By Gabriele Pileri
Italy's parliament has begun debating a proposal to give gay civil partnerships legal status, a bill that faces fierce resistance from the Roman Catholic Church and opposition parties in the only major Western country not to recognise such unions.
The bill, which also relates to heterosexual partnerships, would give unmarried couples rights including being allowed to adopt each others' children in some circumstances and to inherit their partners' pensions.
Last week, Pope Francis appeared to weigh into the debate, defending traditional marriage as "the family God wants".
Thursday's debate (local time) in the Senate, or upper house, was mainly on technical aspects such as whether the law respected the constitution but supporters hailed it as a step forward after several attempts to introduce such legislation since the 1980s.
"For the first time after so many attempts ... a draft law that aims to legislate on gay people's rights is finally being discussed," gay rights group Arcigay's national secretary, Gabriele Piazzoni, said.

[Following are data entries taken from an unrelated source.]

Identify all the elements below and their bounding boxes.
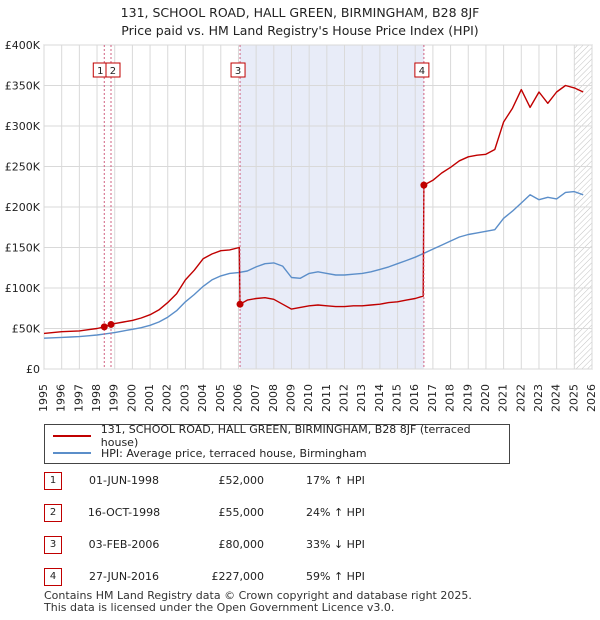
x-tick-label: 2017 xyxy=(426,384,439,412)
legend-swatch-property xyxy=(53,435,91,437)
x-tick-label: 1999 xyxy=(108,384,121,412)
badge-box-4 xyxy=(414,62,430,78)
x-tick-label: 2011 xyxy=(320,384,333,412)
x-tick-label: 2019 xyxy=(461,384,474,412)
y-tick-label: £0 xyxy=(26,363,40,376)
sale-point-4 xyxy=(420,181,428,189)
x-tick-label: 2000 xyxy=(125,384,138,412)
transaction-date: 01-JUN-1998 xyxy=(88,474,160,487)
y-tick-label: £250K xyxy=(5,161,41,174)
x-tick-label: 2001 xyxy=(143,384,156,412)
badge-label-1: 1 xyxy=(97,66,103,77)
x-tick-label: 2022 xyxy=(514,384,527,412)
x-axis-tick-labels: 1995 1996 1997 1998 1999 2000 2001 2002 2003 2004… xyxy=(37,384,598,412)
x-tick-label: 2026 xyxy=(585,384,598,412)
table-row: 3 03-FEB-2006 £80,000 33% ↓ HPI xyxy=(44,536,464,554)
x-tick-label: 2002 xyxy=(161,384,174,412)
footer-line-1: Contains HM Land Registry data © Crown c… xyxy=(44,589,472,602)
footer-line-2: This data is licensed under the Open Gov… xyxy=(44,601,395,614)
table-row: 2 16-OCT-1998 £55,000 24% ↑ HPI xyxy=(44,504,464,522)
title-line-1: 131, SCHOOL ROAD, HALL GREEN, BIRMINGHAM… xyxy=(120,5,480,20)
y-tick-label: £350K xyxy=(5,80,41,93)
x-tick-label: 2015 xyxy=(391,384,404,412)
chart-title: 131, SCHOOL ROAD, HALL GREEN, BIRMINGHAM… xyxy=(0,4,600,40)
badge-label-3: 3 xyxy=(235,66,241,77)
x-tick-label: 1998 xyxy=(90,384,103,412)
legend: 131, SCHOOL ROAD, HALL GREEN, BIRMINGHAM… xyxy=(44,423,510,464)
transaction-badge: 4 xyxy=(44,568,62,586)
transaction-hpi: 17% ↑ HPI xyxy=(306,474,365,487)
transaction-date: 16-OCT-1998 xyxy=(87,506,161,519)
transaction-hpi: 24% ↑ HPI xyxy=(306,506,365,519)
x-tick-label: 2018 xyxy=(444,384,457,412)
price-chart: 1995 1996 1997 1998 1999 2000 2001 2002 2003 2004… xyxy=(5,39,598,412)
series-group xyxy=(43,84,584,339)
legend-label-property: 131, SCHOOL ROAD, HALL GREEN, BIRMINGHAM… xyxy=(100,423,471,449)
x-tick-label: 2013 xyxy=(355,384,368,412)
transaction-badge: 1 xyxy=(44,472,62,490)
transaction-marker-lines xyxy=(103,45,425,369)
transaction-date: 27-JUN-2016 xyxy=(88,570,160,583)
legend-swatch-hpi xyxy=(53,452,91,454)
legend-item-hpi: HPI: Average price, terraced house, Birm… xyxy=(53,445,367,461)
y-tick-label: £200K xyxy=(5,201,41,214)
transaction-price: £227,000 xyxy=(211,570,265,583)
x-tick-label: 2020 xyxy=(479,384,492,412)
transaction-points xyxy=(100,181,428,331)
series-line-hpi xyxy=(43,190,584,339)
x-tick-label: 2012 xyxy=(338,384,351,412)
transaction-badge: 2 xyxy=(44,504,62,522)
x-tick-label: 2008 xyxy=(267,384,280,412)
transaction-price: £52,000 xyxy=(218,474,265,487)
transaction-price: £80,000 xyxy=(218,538,265,551)
table-row: 4 27-JUN-2016 £227,000 59% ↑ HPI xyxy=(44,568,464,586)
badge-box-3 xyxy=(230,62,246,78)
transaction-price: £55,000 xyxy=(218,506,265,519)
y-tick-label: £50K xyxy=(12,323,41,336)
transaction-badge: 3 xyxy=(44,536,62,554)
x-tick-label: 2023 xyxy=(532,384,545,412)
x-tick-label: 2005 xyxy=(214,384,227,412)
x-tick-label: 2004 xyxy=(196,384,209,412)
y-tick-label: £150K xyxy=(5,242,41,255)
badge-label-4: 4 xyxy=(419,66,425,77)
grid-lines xyxy=(43,44,593,370)
y-axis-tick-labels: £0 £50K £100K £150K £200K £250K £300K £350K £400… xyxy=(5,39,41,376)
x-tick-label: 2021 xyxy=(497,384,510,412)
sale-point-2 xyxy=(107,320,115,328)
transaction-date: 03-FEB-2006 xyxy=(88,538,160,551)
badge-label-2: 2 xyxy=(110,66,116,77)
sale-point-3 xyxy=(236,300,244,308)
footer: Contains HM Land Registry data © Crown c… xyxy=(44,590,472,614)
x-tick-label: 2016 xyxy=(408,384,421,412)
x-tick-label: 2009 xyxy=(284,384,297,412)
x-tick-label: 1997 xyxy=(72,384,85,412)
x-tick-label: 2014 xyxy=(373,384,386,412)
transaction-hpi: 33% ↓ HPI xyxy=(306,538,365,551)
x-tick-label: 2010 xyxy=(302,384,315,412)
badge-box-2 xyxy=(105,62,121,78)
y-tick-label: £100K xyxy=(5,282,41,295)
x-tick-label: 1995 xyxy=(37,384,50,412)
y-tick-label: £400K xyxy=(5,39,41,52)
transaction-hpi: 59% ↑ HPI xyxy=(306,570,365,583)
x-tick-label: 2007 xyxy=(249,384,262,412)
sale-point-1 xyxy=(100,323,108,331)
y-tick-label: £300K xyxy=(5,120,41,133)
legend-item-property: 131, SCHOOL ROAD, HALL GREEN, BIRMINGHAM… xyxy=(53,423,509,449)
x-tick-label: 2024 xyxy=(550,384,563,412)
x-tick-label: 2003 xyxy=(178,384,191,412)
legend-label-hpi: HPI: Average price, terraced house, Birm… xyxy=(101,446,367,460)
title-line-2: Price paid vs. HM Land Registry's House … xyxy=(121,23,479,38)
x-tick-label: 2006 xyxy=(231,384,244,412)
x-tick-label: 1996 xyxy=(55,384,68,412)
table-row: 1 01-JUN-1998 £52,000 17% ↑ HPI xyxy=(44,472,464,490)
series-line-property xyxy=(43,84,584,335)
x-tick-label: 2025 xyxy=(567,384,580,412)
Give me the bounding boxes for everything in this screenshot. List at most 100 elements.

The rights being considered are far more limited than those given to married heterosexual couples and the bill could be watered down further as debate continues.
The Senate is due to vote on it next week and it then moves to the lower house.
Italian Prime Minister Matteo Renzi promised such legislation soon after coming to office in 2014, but missed self-imposed deadlines due to staunch opposition from his conservative coalition partners.
The European Court of Human Rights condemned the delay last July, but the typically glacial pace of Italian parliamentary process was slowed down even further by thousands of proposed amendments.